Ficar no PT na ilusão de que a sucessão de João da Costa terá uma interferência direta da direção nacional do partido, em Brasília, é apostar numa jogada de risco. Daqui para lá, o cenário tanto pode estar mais favorável ao prefeito ou pior. Em qualquer dos cenários, não é a João Paulo que o PT recorrerá para decidir o candidato, mas ao governador Eduardo Campos.
Há muito, para ser mais preciso desde que o socialista firmou sua liderança no Estado, o PT passou a condição de sublegenda do PSB. Eduardo não tolera nem confia em João Paulo. Aliás, ele, estrategicamente, por razões as mais óbvias possíveis, quer distanciamento do ex-prefeito, o único que, eleitoralmente, pode representar uma ameaça às suas pretensões de passar 20 anos no poder.
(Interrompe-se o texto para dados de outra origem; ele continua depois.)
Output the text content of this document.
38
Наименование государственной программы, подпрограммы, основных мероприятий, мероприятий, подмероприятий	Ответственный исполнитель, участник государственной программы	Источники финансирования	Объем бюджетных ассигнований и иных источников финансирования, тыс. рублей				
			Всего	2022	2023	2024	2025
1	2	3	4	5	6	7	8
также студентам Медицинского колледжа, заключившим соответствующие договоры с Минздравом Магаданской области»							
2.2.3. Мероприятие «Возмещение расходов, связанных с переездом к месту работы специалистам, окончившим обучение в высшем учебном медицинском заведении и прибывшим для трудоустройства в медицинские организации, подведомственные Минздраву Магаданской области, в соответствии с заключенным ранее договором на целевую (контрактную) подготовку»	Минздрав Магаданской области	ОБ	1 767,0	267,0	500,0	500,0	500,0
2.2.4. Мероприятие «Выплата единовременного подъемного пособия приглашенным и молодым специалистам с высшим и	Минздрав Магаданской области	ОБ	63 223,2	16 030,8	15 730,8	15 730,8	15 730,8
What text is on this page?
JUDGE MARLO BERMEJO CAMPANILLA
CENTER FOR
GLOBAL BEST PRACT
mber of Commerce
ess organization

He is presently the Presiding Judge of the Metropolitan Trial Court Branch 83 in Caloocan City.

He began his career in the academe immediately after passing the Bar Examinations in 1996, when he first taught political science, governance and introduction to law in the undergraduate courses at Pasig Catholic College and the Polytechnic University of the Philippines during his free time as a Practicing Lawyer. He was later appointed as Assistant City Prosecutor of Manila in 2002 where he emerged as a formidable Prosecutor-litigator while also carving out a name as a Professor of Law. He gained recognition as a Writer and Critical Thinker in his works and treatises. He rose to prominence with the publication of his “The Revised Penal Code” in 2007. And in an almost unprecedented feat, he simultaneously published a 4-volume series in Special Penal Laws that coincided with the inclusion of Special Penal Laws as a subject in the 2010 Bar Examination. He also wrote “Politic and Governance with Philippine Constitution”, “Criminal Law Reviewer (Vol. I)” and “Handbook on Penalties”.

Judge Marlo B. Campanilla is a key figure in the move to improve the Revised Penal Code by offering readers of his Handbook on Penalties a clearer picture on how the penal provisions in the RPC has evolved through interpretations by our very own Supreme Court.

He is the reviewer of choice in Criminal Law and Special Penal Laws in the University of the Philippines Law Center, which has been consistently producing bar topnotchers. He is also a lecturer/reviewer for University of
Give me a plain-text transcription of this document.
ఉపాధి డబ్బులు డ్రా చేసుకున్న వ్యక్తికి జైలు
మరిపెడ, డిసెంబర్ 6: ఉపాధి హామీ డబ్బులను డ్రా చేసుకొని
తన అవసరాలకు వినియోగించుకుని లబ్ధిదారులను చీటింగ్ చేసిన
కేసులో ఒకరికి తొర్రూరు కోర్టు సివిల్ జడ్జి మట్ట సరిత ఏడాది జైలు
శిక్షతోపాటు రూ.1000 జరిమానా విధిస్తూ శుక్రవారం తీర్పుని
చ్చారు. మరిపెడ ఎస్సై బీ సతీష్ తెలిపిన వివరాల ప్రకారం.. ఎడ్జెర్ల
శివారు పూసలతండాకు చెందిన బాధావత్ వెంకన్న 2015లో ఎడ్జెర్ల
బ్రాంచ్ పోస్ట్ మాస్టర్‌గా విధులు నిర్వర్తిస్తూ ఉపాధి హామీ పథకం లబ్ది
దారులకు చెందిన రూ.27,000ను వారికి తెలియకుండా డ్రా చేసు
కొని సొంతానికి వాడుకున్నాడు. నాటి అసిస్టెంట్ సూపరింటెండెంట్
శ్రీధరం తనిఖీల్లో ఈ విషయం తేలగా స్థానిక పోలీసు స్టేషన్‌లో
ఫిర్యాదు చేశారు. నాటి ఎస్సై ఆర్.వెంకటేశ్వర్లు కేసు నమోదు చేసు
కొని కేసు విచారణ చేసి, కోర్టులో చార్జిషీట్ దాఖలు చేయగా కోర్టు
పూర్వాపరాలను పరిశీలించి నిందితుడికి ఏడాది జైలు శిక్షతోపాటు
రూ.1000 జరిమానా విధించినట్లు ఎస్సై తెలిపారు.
Com Armando, João Paulo fecha, sem dúvida, uma aliança poderosa e competitiva. Eleito – e as chances são muito grandes – em 2014 o ex-prefeito pode viabilizar, por tabela, a eleição de Armando para o Governo, num pleito desatrelado do governador. João e Armando traçam e discutem este cenário todos os dias. Resta saber se sairão do campo teórico para o prático.